Bir varmış bir yokmuş… Sisli dağların eteğinde, çiçek kokulu rüzgârların estiği, deresi şırıl şırıl akan küçük bir köy varmış. Bu köyün adı Gökköy’müş. Gökköy’ün insanları sabah erken kalkar, tarlalarını sular, ekmek pişirir, akşamları da meydanda bir araya gelip hikayeler anlatırlarmış.

Bu köyde Mira adında meraklı, yüreği kocaman bir çocuk yaşarmış. Mira, her şeye soru sorar, gördüğü her canlıya selam verirmiş. Kuşlara “Günaydın!”, dereye “Hoş geldin!”, rüzgâra “Nasılsın?” dermiş. Köyün kedileri bile Mira’yı görünce mır mır mırlar, peşine takılırmış.

Bir gün, köyün üzerinde garip bir haber dolaşmaya başlamış:
— “Dağın arkasında minik bir ejderha görülmüş!”
— “Ateş saçıyormuş, çok tehlikeliymiş!”
— “Aman çocuklar, sakın o tarafa yaklaşmayın!”

Köylüler korkmuş. Oysa hiç kimse ejderhayı yakından görmemiş, sadece uzaktan bir gölge, birkaç parlak pul ve akşam üstü göğe karışan küçücük bir duman görmüşler. Ama kulaktan kulağa yayılan sözler, korkuyu büyütmüş de büyütmüş.

Mira ise korkmaktan çok merak etmiş. “Minik bir ejderha… Minikse neden tehlikeli olsun?” diye düşünmüş. Sonra ninesinin sözlerini hatırlamış: “Bilmediğin şeyden korkmak kolaydır; ama önce anlamaya çalışmak daha doğrudur.”

🌈 Pullu, Pofuduk ve Çok Utangaç

Mira, bir sabah sepetine birkaç elma, bir parça taze ekmek ve küçük bir şişe süt koymuş. “Eğer orada gerçekten biri yaşıyorsa aç olabilir,” demiş. Dağın arkasındaki patikadan usulca yürümüş; papatyaların arasından geçmiş, çam ağaçlarının reçine kokusunu içine çekmiş, kuşların cıvıltılarına eşlik etmiş.

Derken kayaların arasında minik bir sızlanma duymuş:
— “Hapşuu!”

Mira durup kulak kabartmış. “Bu… ejderha hapşırığı mı?” diye kıkırdamış. Sesi takip ederek, yosun kaplı bir kayanın ardındaki oyukta küçücük, gökkuşağı pullu bir ejderha görmüş. Ejderhanın gözleri inci gibi parlıyormuş. Kocaman değildi, bir keçiden biraz büyük, kuyruğunun ucunda pamuk gibi bir püskülü varmış.
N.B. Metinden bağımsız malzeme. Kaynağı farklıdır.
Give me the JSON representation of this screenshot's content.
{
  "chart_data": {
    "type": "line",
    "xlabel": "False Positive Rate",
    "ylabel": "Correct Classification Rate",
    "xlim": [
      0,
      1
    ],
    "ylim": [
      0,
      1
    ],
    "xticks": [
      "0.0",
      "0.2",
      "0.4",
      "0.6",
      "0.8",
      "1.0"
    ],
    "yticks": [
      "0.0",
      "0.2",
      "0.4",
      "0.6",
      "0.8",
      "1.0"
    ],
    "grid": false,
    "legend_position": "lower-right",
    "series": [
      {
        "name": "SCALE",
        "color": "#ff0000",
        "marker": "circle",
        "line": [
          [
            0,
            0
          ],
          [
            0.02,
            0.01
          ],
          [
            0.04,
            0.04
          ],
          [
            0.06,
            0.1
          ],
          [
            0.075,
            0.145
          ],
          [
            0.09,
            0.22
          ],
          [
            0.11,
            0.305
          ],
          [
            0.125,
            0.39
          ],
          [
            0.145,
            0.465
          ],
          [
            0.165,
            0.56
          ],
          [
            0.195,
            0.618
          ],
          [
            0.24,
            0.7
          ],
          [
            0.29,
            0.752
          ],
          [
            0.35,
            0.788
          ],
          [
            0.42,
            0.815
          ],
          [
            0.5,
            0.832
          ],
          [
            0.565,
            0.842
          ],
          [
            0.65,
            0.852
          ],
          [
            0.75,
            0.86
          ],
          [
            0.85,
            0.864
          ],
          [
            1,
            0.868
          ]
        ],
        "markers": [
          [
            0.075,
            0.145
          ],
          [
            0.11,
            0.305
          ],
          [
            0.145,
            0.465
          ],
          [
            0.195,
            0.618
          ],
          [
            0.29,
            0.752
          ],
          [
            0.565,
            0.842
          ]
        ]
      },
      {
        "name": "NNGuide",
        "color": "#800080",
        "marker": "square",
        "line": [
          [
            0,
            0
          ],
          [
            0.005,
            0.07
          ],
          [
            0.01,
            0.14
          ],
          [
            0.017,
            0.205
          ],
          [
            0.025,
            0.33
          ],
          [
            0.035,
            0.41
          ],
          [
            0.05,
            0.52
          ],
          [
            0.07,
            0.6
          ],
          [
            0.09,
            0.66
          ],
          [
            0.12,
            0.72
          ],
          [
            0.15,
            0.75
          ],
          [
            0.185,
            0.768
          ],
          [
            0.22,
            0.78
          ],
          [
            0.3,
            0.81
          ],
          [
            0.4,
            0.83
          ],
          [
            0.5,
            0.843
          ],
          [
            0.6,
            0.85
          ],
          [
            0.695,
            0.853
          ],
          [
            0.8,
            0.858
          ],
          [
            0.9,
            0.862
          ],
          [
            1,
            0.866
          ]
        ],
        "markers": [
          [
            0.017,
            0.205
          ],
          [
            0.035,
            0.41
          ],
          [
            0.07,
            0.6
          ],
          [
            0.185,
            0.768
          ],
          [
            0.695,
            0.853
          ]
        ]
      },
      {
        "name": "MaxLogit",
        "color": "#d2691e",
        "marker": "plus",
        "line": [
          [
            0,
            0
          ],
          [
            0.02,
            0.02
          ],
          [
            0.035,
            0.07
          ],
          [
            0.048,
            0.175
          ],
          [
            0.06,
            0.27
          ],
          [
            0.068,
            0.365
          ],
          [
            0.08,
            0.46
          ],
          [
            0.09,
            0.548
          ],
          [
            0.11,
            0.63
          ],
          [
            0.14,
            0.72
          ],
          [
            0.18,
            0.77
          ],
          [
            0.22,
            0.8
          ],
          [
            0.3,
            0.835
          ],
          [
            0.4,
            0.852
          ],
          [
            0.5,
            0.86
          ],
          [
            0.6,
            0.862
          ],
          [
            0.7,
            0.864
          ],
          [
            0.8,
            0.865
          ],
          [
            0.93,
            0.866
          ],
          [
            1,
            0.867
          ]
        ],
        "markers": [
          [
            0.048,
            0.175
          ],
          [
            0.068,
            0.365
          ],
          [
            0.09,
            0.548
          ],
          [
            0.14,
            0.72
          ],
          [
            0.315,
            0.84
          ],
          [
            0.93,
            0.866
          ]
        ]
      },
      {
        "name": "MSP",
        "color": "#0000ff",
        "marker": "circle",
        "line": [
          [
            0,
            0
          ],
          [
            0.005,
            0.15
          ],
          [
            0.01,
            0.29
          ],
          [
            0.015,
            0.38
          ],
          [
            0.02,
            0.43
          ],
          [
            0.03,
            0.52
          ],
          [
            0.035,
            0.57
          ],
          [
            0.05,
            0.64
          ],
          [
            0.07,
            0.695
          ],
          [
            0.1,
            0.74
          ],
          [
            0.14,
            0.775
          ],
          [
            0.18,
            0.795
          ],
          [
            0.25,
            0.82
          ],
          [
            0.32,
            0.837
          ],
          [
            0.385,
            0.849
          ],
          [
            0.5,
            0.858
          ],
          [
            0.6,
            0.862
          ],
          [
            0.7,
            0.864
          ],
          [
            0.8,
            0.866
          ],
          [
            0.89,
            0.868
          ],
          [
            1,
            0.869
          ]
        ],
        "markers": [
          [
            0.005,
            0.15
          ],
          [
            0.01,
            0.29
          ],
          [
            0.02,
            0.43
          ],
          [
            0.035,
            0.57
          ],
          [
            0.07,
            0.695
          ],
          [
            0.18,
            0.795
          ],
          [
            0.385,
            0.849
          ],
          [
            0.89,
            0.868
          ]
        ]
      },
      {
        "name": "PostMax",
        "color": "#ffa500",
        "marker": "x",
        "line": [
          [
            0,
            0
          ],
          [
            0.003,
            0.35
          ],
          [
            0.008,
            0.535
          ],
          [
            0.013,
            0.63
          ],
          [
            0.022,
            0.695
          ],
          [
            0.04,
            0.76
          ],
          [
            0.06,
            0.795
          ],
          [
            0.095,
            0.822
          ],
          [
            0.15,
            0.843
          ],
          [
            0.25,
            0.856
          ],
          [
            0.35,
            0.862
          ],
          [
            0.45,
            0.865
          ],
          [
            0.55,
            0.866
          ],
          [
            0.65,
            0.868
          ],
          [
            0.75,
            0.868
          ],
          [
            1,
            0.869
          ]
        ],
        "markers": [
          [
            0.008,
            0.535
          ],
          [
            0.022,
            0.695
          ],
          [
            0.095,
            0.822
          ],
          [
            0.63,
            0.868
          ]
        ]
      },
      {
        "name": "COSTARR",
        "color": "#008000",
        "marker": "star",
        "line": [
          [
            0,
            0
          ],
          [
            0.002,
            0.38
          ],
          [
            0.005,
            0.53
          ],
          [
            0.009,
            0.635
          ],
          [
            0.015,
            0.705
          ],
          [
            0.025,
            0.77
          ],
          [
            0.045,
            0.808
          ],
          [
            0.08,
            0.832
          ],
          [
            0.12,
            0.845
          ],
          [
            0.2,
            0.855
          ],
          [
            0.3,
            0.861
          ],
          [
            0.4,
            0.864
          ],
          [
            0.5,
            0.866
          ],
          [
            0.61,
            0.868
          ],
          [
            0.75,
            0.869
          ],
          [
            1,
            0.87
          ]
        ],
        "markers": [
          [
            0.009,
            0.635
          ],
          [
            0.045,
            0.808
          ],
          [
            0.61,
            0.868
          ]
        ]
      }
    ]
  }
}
Ejderha Mira’yı görünce hemen başını saklamış.
— “Korkma,” demiş Mira yumuşak sesle. “Ben sana zarar vermeyeceğim.”
Ejderha ürkek ürkek bakmış:
— “B… ben Kıvılcım,” diye fısıldamış. “Herkes benden kaçıyor.”

Mira sepeti açmış:
— “Ben kaçmıyorum. Elma ister misin? Ekmek de var, süt de.”
Kıvılcım çekinerek yaklaşmış, burnuyla elmaya dokunmuş. Tam ısıracakken birden yine:
— “Hapşuu!”
Hapşırınca ağzından minicik bir kıvılcım çıkmış; havada pıt diye sönmüş. Kıvılcımın yüzü kızarmış:
— “Ben hapşırınca böyle oluyor… O yüzden insanlar benden ‘ateş saçıyor!’ diye korkuyor.”

Mira gülümsemiş:
— “Korkulacak bir şey yok ki. Ben de güneşte çok kalınca hapşırırım.”
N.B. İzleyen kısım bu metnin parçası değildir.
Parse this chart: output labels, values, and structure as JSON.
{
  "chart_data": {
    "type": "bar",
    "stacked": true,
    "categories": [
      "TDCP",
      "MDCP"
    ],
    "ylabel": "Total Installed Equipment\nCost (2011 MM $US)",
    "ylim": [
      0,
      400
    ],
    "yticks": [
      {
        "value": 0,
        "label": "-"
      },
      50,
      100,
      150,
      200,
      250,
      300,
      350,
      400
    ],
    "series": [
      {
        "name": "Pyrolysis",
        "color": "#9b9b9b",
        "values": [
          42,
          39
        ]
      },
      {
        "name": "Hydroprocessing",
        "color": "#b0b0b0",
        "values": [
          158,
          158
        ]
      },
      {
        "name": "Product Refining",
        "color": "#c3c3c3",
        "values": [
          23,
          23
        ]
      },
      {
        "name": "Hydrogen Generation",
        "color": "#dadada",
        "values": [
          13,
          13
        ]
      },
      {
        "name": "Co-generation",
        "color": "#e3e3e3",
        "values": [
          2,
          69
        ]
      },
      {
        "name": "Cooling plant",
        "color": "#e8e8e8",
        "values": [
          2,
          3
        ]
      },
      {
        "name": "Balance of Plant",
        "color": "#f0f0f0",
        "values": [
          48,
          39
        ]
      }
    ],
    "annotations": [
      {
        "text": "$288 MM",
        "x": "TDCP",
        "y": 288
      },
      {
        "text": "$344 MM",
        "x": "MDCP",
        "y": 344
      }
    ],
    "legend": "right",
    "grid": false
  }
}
O gün Mira ile Kıvılcım çok konuştular. Kıvılcım, uçmayı yeni yeni öğrendiğini, ateşinin de sadece üşüdüğünde ya da hapşırdığında minicik kıvılcımlar saçtığını anlatmış. Aslında arkadaş istiyormuş, ama köylüler onu görünce kaçıyormuş.
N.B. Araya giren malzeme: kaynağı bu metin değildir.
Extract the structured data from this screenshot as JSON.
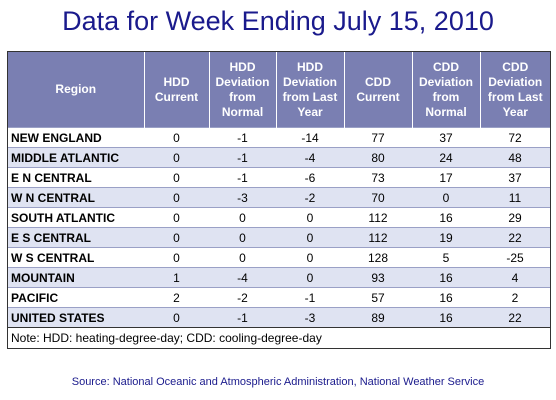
{
  "title": "Data for Week Ending July 15, 2010",
  "table": {
    "headers": [
      "Region",
      "HDD Current",
      "HDD Deviation from Normal",
      "HDD Deviation from Last Year",
      "CDD Current",
      "CDD Deviation from Normal",
      "CDD Deviation from Last Year"
    ],
    "rows": [
      [
        "NEW ENGLAND",
        "0",
        "-1",
        "-14",
        "77",
        "37",
        "72"
      ],
      [
        "MIDDLE ATLANTIC",
        "0",
        "-1",
        "-4",
        "80",
        "24",
        "48"
      ],
      [
        "E N CENTRAL",
        "0",
        "-1",
        "-6",
        "73",
        "17",
        "37"
      ],
      [
        "W N CENTRAL",
        "0",
        "-3",
        "-2",
        "70",
        "0",
        "11"
      ],
      [
        "SOUTH ATLANTIC",
        "0",
        "0",
        "0",
        "112",
        "16",
        "29"
      ],
      [
        "E S CENTRAL",
        "0",
        "0",
        "0",
        "112",
        "19",
        "22"
      ],
      [
        "W S CENTRAL",
        "0",
        "0",
        "0",
        "128",
        "5",
        "-25"
      ],
      [
        "MOUNTAIN",
        "1",
        "-4",
        "0",
        "93",
        "16",
        "4"
      ],
      [
        "PACIFIC",
        "2",
        "-2",
        "-1",
        "57",
        "16",
        "2"
      ],
      [
        "UNITED STATES",
        "0",
        "-1",
        "-3",
        "89",
        "16",
        "22"
      ]
    ]
  },
  "note": "Note: HDD: heating-degree-day; CDD: cooling-degree-day",
  "source": "Source:  National Oceanic and Atmospheric Administration, National Weather Service"
}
Mira, “Ben senin arkadaşın olurum,” demiş. “Ama köylüler de seni tanımalı. Onlara kim olduğunu anlatabilirsek, korkuları geçer.”

🧺 Fırın, Festival ve Kırık Fırın

Gökköy’de her yıl Hasat Festivali yapılırmış. Herkes bahçesinden getirdiği meyveleri, tarladan topladığı buğdayı paylaşır, meydanda müzikler çalar, büyük fırında ekmekler, çörekler pişirilirmiş. Bu yıl da festival yaklaşırken köylüler hazırlığa girişmiş.

Fakat bir sabah, büyük fırın çat diye çatlamış! Fırıncının yüzü asılmış.
— “Bu halde fırını ısıtamam. Festival ekmekleri ne olacak?”

Köylüler dertlenmiş. “Fırın olmadan festival nasıl olur?”
Mira düşünmüş, düşünmüş… Sonra aklına bir fikir gelmiş ama söylemeye çekinmiş. Öğretmeni Ayça Hanım’ın “Fikirler denemeden bilinmez,” sözünü hatırlayınca cesaretini toplamış.
— “Sanırım bir yardımcı tanıyorum,” demiş.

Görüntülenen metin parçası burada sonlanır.